Aeron examined the leaning stacks of books and the cluttered mess of the old High Diviner’s desk. “We’ve been lucky twice in one day. It’s too good to be true.”
“Why would the Masters leave this room undisturbed?”
“Who knows? Maybe no one wanted to clean up this mess. Or perhaps Oriseus and his allies feared the defensive spells Telemachon wove.”
Eriale straightened up from a casual search of the shelves. “You mean this room might be trapped?”
Aeron grimaced. “I should have warned you to move carefully. Telemachon wouldn’t use deadly spells unless he really meant to do someone harm, but there are quite a number of nasty surprises that might remain here.”
“Greetings, Aeron.”
Aeron spun at the sound of the voice. Eriale turned quickly, too, kneeling and stringing her bow in an impossibly fast motion. Behind them, sitting in the chair behind the desk, was Master Telemachon. The wizard looked old and tired, as he always had, with dark bags under his eyes and heavy jowls that quivered as he spoke.
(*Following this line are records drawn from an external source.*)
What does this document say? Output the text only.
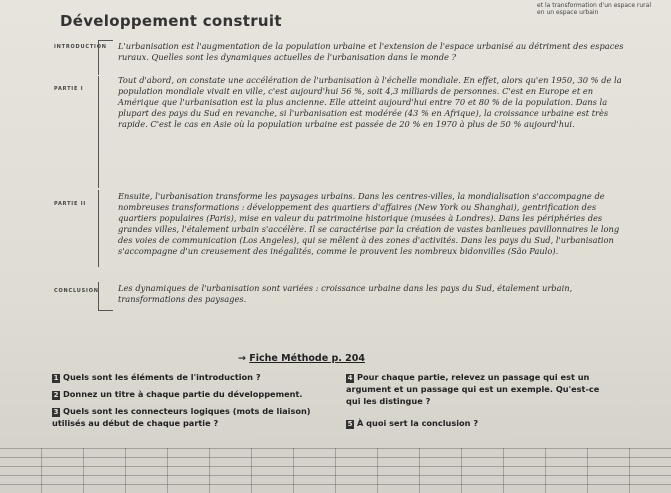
et la transformation d'un espace rural
en un espace urbain
Développement construit
INTRODUCTION L'urbanisation est l'augmentation de la population urbaine et l'extension de l'espace urbanisé au détriment des espaces ruraux. Quelles sont les dynamiques actuelles de l'urbanisation dans le monde ?
PARTIE I
Tout d'abord, on constate une accélération de l'urbanisation à l'échelle mondiale. En effet, alors qu'en 1950, 30 % de la population mondiale vivait en ville, c'est aujourd'hui 56 %, soit 4,3 milliards de personnes. C'est en Europe et en Amérique que l'urbanisation est la plus ancienne. Elle atteint aujourd'hui entre 70 et 80 % de la population. Dans la plupart des pays du Sud en revanche, si l'urbanisation est modérée (43 % en Afrique), la croissance urbaine est très rapide. C'est le cas en Asie où la population urbaine est passée de 20 % en 1970 à plus de 50 % aujourd'hui.
PARTIE II
Ensuite, l'urbanisation transforme les paysages urbains. Dans les centres-villes, la mondialisation s'accompagne de nombreuses transformations : développement des quartiers d'affaires (New York ou Shanghai), gentrification des quartiers populaires (Paris), mise en valeur du patrimoine historique (musées à Londres). Dans les périphéries des grandes villes, l'étalement urbain s'accélère. Il se caractérise par la création de vastes banlieues pavillonnaires le long des voies de communication (Los Angeles), qui se mêlent à des zones d'activités. Dans les pays du Sud, l'urbanisation s'accompagne d'un creusement des inégalités, comme le prouvent les nombreux bidonvilles (São Paulo).
CONCLUSION Les dynamiques de l'urbanisation sont variées : croissance urbaine dans les pays du Sud, étalement urbain, transformations des paysages.
→ Fiche Méthode p. 204
1 Quels sont les éléments de l'introduction ?
2 Donnez un titre à chaque partie du développement.
3 Quels sont les connecteurs logiques (mots de liaison) utilisés au début de chaque partie ?
4 Pour chaque partie, relevez un passage qui est un argument et un passage qui est un exemple. Qu'est-ce qui les distingue ?
5 À quoi sert la conclusion ?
“Telemachon!” gasped Aeron.
The wizard shook his head, holding up his hand. “No. A mere shadow of Telemachon. A message to you from beyond the grave, if you will.”
Eriale stood slowly, keeping her arrow trained on the wizard’s heart. “Aeron told me you were dead,” she said. “What are you? An imposter? A restless ghost?” The gleaming steel arrowpoint never wavered. “Or is this all a deception of some kind?”
Telemachon dismissed her with a weary gesture. “Shoot me if it will make you feel better. But please take care not to damage this fine chair. You see, I am somewhat insubstantial.” To illustrate the point, he reached out and passed one hand through a stack of books resting on the corner of his desk.